Apple Inc. is lobbying the Trump administration for federal permission to purchase memory chips from ChangXin Memory Technologies Inc. (CXMT), a prominent Chinese semiconductor firm currently blacklisted by the U.S. government, according to a report by The Financial Times.

The tech giant approached the Commerce Department more than a month ago and has engaged White House officials and Washington allies to secure the necessary licenses. Apple’s aggressive lobbying push highlights the intense operational pressure facing major U.S. hardware developers as soaring component costs, driven by the artificial intelligence (AI) infrastructure boom, collide with strict national security regulations.

CXMT, China’s leading dynamic random-access memory (DRAM) manufacturer, was designated as a Chinese military company by the Department of Defense under the Biden administration. Last year, an interagency committee approved its addition to the Commerce Department’s Entity List, which blocks U.S. corporations from conducting unauthorized business with the firm unless granted a government waiver.

Apple’s sudden interest in the blacklisted supplier stems from a severe global memory shortage.

The explosion of generative AI has forced top semiconductor manufacturers, including Micron Technology Inc., Samsung Electronics, and SK Hynix, to shift production capacity toward high-bandwidth memory (HBM) for data centers. This pivot has starved the consumer electronics supply chain of mainstream commodity memory, giving suppliers unprecedented pricing leverage.

The financial toll on Apple has already manifested. The iPhone maker recently instituted a roughly 20% price hike on several MacBook and iPad models, stating it could no longer absorb the escalating component costs.
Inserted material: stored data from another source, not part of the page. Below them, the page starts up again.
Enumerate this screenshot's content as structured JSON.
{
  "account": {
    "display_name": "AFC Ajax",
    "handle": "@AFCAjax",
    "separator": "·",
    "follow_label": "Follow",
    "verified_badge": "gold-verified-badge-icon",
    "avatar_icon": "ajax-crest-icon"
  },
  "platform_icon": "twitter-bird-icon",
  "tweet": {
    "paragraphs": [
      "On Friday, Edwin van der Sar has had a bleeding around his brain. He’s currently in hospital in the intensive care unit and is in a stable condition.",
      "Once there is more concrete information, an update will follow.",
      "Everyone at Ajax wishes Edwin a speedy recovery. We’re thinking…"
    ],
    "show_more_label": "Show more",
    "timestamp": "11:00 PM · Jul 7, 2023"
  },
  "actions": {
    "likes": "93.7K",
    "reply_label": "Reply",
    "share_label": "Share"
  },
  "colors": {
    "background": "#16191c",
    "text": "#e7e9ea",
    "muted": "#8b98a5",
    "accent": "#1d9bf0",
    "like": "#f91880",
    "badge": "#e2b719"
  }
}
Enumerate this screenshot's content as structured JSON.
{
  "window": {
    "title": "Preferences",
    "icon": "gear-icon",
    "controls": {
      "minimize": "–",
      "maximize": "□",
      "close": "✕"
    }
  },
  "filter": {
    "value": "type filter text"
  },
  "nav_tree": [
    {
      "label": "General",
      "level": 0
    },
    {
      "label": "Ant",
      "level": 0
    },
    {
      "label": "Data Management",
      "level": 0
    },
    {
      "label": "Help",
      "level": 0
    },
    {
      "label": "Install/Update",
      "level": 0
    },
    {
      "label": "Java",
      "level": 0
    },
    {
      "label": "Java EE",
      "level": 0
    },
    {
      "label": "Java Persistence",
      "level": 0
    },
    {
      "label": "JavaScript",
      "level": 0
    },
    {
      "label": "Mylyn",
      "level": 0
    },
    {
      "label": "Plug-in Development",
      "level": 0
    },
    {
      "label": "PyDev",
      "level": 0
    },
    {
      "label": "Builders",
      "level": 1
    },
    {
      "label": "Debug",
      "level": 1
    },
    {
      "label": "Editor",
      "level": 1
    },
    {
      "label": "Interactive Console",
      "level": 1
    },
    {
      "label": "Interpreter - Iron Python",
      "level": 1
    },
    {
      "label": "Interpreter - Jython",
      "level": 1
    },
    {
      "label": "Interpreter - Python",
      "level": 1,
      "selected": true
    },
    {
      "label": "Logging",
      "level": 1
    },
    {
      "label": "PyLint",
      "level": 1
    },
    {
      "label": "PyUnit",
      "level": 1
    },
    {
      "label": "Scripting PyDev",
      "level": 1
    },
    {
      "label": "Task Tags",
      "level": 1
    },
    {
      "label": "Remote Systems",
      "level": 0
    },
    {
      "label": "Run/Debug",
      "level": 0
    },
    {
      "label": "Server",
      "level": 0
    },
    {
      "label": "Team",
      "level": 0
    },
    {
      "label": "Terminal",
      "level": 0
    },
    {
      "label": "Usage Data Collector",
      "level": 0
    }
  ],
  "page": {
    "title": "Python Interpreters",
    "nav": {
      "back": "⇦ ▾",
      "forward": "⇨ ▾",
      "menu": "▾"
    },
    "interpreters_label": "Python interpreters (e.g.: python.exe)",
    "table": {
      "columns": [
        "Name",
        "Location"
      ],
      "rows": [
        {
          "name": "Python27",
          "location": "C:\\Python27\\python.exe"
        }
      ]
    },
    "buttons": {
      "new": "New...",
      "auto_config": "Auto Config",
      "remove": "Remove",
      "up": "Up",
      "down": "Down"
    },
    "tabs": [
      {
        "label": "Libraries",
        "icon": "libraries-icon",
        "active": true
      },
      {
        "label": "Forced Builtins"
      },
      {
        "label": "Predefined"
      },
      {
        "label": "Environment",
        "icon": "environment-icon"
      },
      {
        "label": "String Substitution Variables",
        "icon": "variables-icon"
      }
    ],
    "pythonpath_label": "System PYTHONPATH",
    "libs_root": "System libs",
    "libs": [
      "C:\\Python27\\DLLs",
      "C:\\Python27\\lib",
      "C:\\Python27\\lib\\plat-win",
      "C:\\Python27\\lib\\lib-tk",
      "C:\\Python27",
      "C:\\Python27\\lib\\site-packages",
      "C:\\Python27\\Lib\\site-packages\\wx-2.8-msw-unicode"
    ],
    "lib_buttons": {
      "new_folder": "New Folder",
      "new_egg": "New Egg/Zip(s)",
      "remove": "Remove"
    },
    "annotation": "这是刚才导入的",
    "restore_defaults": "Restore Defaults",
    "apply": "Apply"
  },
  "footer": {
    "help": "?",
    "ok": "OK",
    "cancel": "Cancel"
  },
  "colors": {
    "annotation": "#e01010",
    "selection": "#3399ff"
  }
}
The announcement triggered Apple’s largest single-day stock decline in over a year, intensifying pressure on CEO Tim Cook to find cheaper alternative supply channels.

Industry analysts note a historical irony in Apple’s predicament. During the previous semiconductor downturn, Apple used its immense purchasing power to demand rock-bottom prices from chipmakers. This aggressive squeezing discouraged suppliers from investing in new manufacturing capacity, leaving the market completely unprepared for the subsequent AI demand shock.

“Apple is hoping by opening new supplies, in this case from China, they can both increase supply and decrease their cost, which will improve their margins,” tech analyst Jack Gold said in an email. “Raising their prices significantly is not a popular thing to do to their customer base, given they are already the high-priced compute supplier. So, this is really about giving Apple some additional supply chain options that they hope will benefit them in both supply and price.”

“Now the question is, are the Chinese chips as good (or at least good enough) in both performance and quality, and should the U.S. allow them to sell chips here to compete with Micron and the two Korean companies (Samsung and SK Hynix)?”

While Apple’s request is aimed at mitigating its own supply chain costs, it faces steep political hurdles. In 2022, Apple abandoned plans to source memory chips from Yangtze Memory Technologies Corp., another blacklisted Chinese firm, following severe backlash and warnings of legislative retaliation from members of Congress. CXMT carries identical geopolitical baggage, meaning any waiver would spark intense congressional scrutiny.

For Wall Street, the competitive fallout may be isolated. While Micron investors initially feared that an Apple-CXMT partnership would erode domestic pricing power, analysts emphasize that CXMT only produces conventional DRAM. The Chinese manufacturer lacks the capability to produce the premium HBM chips driving the record profitability of American chipmakers.

Apple, CXMT, and the White House had no comment on The Financial Times report.